A contratação continuará sendo realizada através de chamada pública e a ordenação manterá os graus de prioridade definidos na primeira etapa, sendo no entanto estipulado um prazo mínimo de 24 meses entre a assinatura do contrato e o início de funcionamento das instalações. A distribuição igualitária entre as fontes deverá ser mantida, havendo a possibilidade do Poder Executivo, a cada 5 anos de implantação da segunda etapa, transferir para as outras fontes o saldo de capacidade não contratado por falta de interessados. Além disto, o Poder Executivo poderá autorizar a ELETROBRÁS a realizar contratações com produtores independentes, que não se configurem como PIA's, desde que não resulte em preterição à estes e não ultrapasse a 25% da programação anual de contratação (no caso da energia eólica, este valor não deve ultrapassar a 50% na primeira etapa do programa). E por fim, todos os custos continuarão sendo rateados por todos os consumidores finais do sistema interligado (Presidência da República Federativa do Brasil, 2002).

Desde a votação da MP 14, a criação do PROINFA foi cercada de repercussões positivas e negativas. Já em seu objetivo, o programa denomina uma nova figura no setor elétrico: o produtor independente autônomo, que se refere à empresa cujo controle acionário não pertence à qualquer concessionária de geração, transmissão ou distribuição de energia elétrica.

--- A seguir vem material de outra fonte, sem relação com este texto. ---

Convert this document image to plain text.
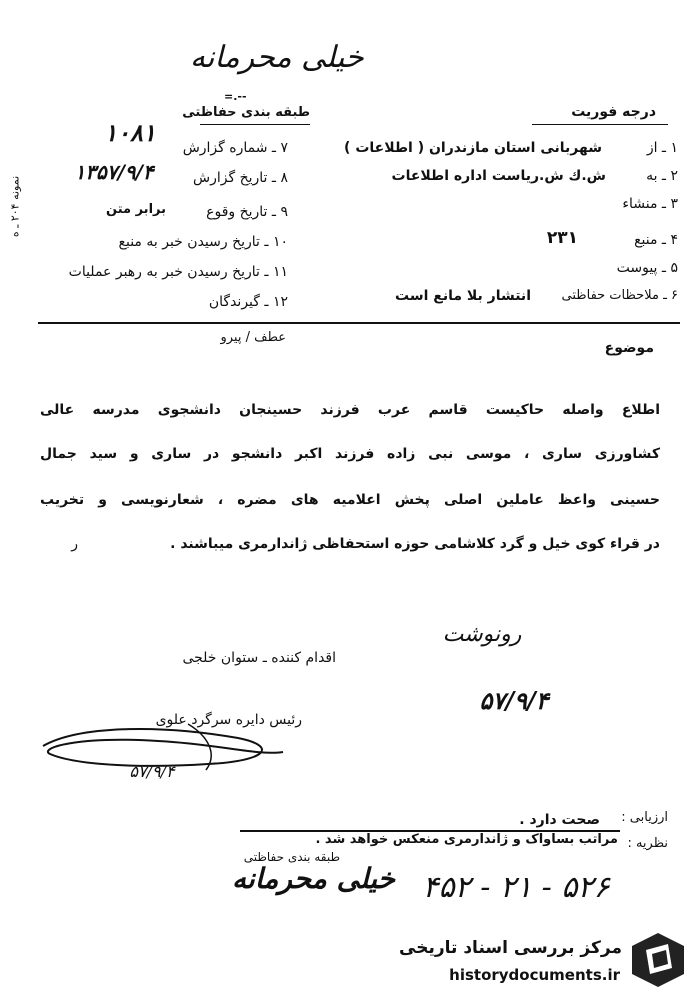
خیلی محرمانه
=.--
طبقه بندی حفاظتی	درجه فوریت
۱ ـ از
شهربانی استان مازندران ( اطلاعات )
۲ ـ به
ش.ك ش.ریاست اداره اطلاعات
۳ ـ منشاء
۴ ـ منبع
۲۳۱
۵ ـ پیوست
۶ ـ ملاحظات حفاظتی
انتشار بلا مانع است
۷ ـ شماره گزارش
۱۰۸۱
۸ ـ تاریخ گزارش
۱۳۵۷/۹/۴
۹ ـ تاریخ وقوع
برابر متن
۱۰ ـ تاریخ رسیدن خبر به منبع
۱۱ ـ تاریخ رسیدن خبر به رهبر عملیات
۱۲ ـ گیرندگان
نمونه ۲۰۴ ـ ه
موضوع
عطف / پیرو
اطلاع واصله حاکیست قاسم عرب فرزند حسینجان دانشجوی مدرسه عالی
کشاورزی ساری ، موسی نبی زاده فرزند اکبر دانشجو در ساری و سید جمال
حسینی واعظ عاملین اصلی پخش اعلامیه های مضره ، شعارنویسی و تخریب
در قراء کوی خیل و گرد کلاشامی حوزه استحفاظی ژاندارمری میباشند .
ر
اقدام کننده ـ ستوان خلجی
رونوشت
۵۷/۹/۴
رئیس دایره سرگرد علوی
۵۷/۹/۴
ارزیابی :
صحت دارد .
نظریه :
مراتب بساواک و ژاندارمری منعکس خواهد شد .
طبقه بندی حفاظتی
خیلی محرمانه ۴۵۲ - ۲۱ - ۵۲۶
مرکز بررسی اسناد تاریخی
historydocuments.ir
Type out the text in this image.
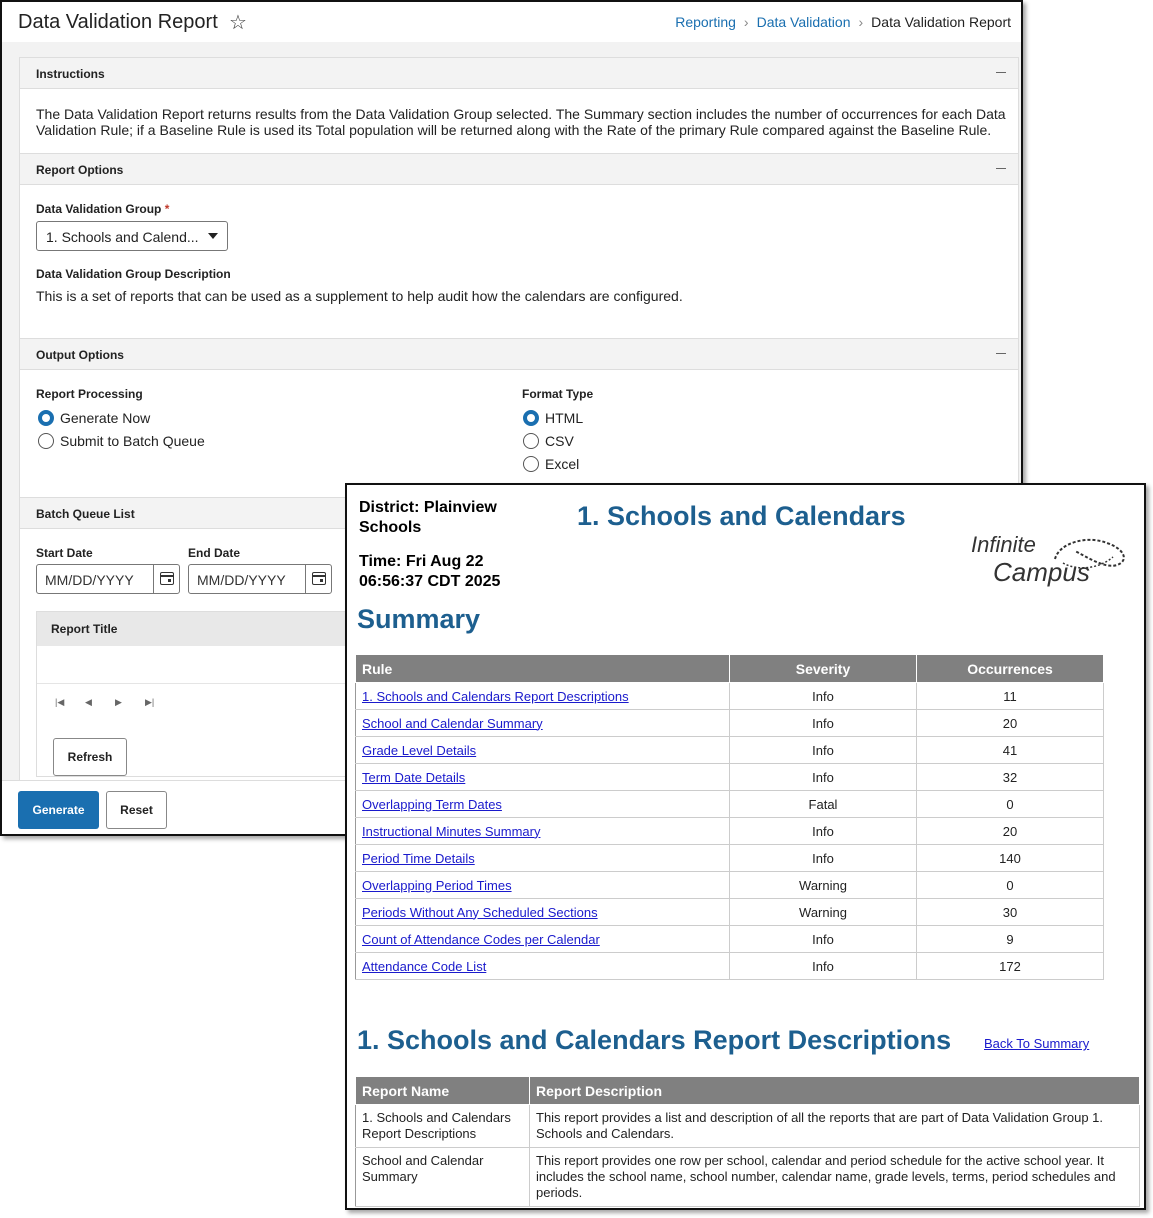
Data Validation Report ☆	Reporting › Data Validation › Data Validation Report
Instructions
The Data Validation Report returns results from the Data Validation Group selected. The Summary section includes the number of occurrences for each Data Validation Rule; if a Baseline Rule is used its Total population will be returned along with the Rate of the primary Rule compared against the Baseline Rule.
Report Options
Data Validation Group *
1. Schools and Calend...
Data Validation Group Description
This is a set of reports that can be used as a supplement to help audit how the calendars are configured.
Output Options
Report Processing
Generate Now
Submit to Batch Queue
Format Type
HTML
CSV
Excel
Batch Queue List
Start Date	End Date
MM/DD/YYYY	MM/DD/YYYY
Report Title
|◀ ◀	▶	▶|
Refresh
Generate	Reset
District: Plainview Schools
Time: Fri Aug 22 06:56:37 CDT 2025
1. Schools and Calendars
Infinite
Campus
Summary
Rule	Severity	Occurrences
1. Schools and Calendars Report Descriptions	Info	11
School and Calendar Summary	Info	20
Grade Level Details	Info	41
Term Date Details	Info	32
Overlapping Term Dates	Fatal	0
Instructional Minutes Summary	Info	20
Period Time Details	Info	140
Overlapping Period Times	Warning	0
Periods Without Any Scheduled Sections	Warning	30
Count of Attendance Codes per Calendar	Info	9
Attendance Code List	Info	172
1. Schools and Calendars Report Descriptions	Back To Summary
Report Name	Report Description
1. Schools and Calendars Report Descriptions	This report provides a list and description of all the reports that are part of Data Validation Group 1. Schools and Calendars.
School and Calendar Summary	This report provides one row per school, calendar and period schedule for the active school year. It includes the school name, school number, calendar name, grade levels, terms, period schedules and periods.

De acordo com a lei, estes novos agentes terão prioridade na contratação de energia elétrica, o que deixou muitos segmentos do mercado descontentes, especificamente os produtores de energia eólica. A empresa espanhola Enerbrasil, por exemplo, controlada pelo grupo Iberdrola (com participação acionária em três concessionárias de distribuição do Nordeste) possui projetos autorizados pela ANEEL que totalizam 2.245 MW, representando cerca de 60% dos empreendimentos a partir da energia eólica autorizados pela agência até abril de 2002 (Canal Energia, 2002 c).

Por outro lado, não se pode negar que a inserção do PIA torna mais competitivo o segmento de energia eólica, pois somado à Enerbrasil, há ainda a Siif, empresa controlada pela EDF, que detinha na mesma época 20% dos projetos autorizados pela ANEEL. Além disto, a lei especifica que na primeira etapa os produtores independentes (não autônomos) poderão participar com até 50% do total da capacidade a ser contratada a partir da energia eólica, o que na verdade não impede mas restringe a sua participação, evitando a formação de poder de mercado e permitindo a entrada de outras empresas. Um ponto importante que precisará ser regulamentado é a compatibilidade deste programa com outros já existentes, como por exemplo os projetos do Programa Emergencial de Energia Eólica - PROEÓLICA. Criada pela GCE durante a crise de energia elétrica através da Resolução nº 24, de 05 de julho de 2001, este programa tem como objetivo viabilizar a implantação de 1.050 MW a partir da fonte eólica até dezembro de 2003 (Cavaliero & Silva, 2001). Não havendo esta compatibilização, do ponto de vista legal deverá prevalecer o que determina a lei sobre o que estabelece a resolução.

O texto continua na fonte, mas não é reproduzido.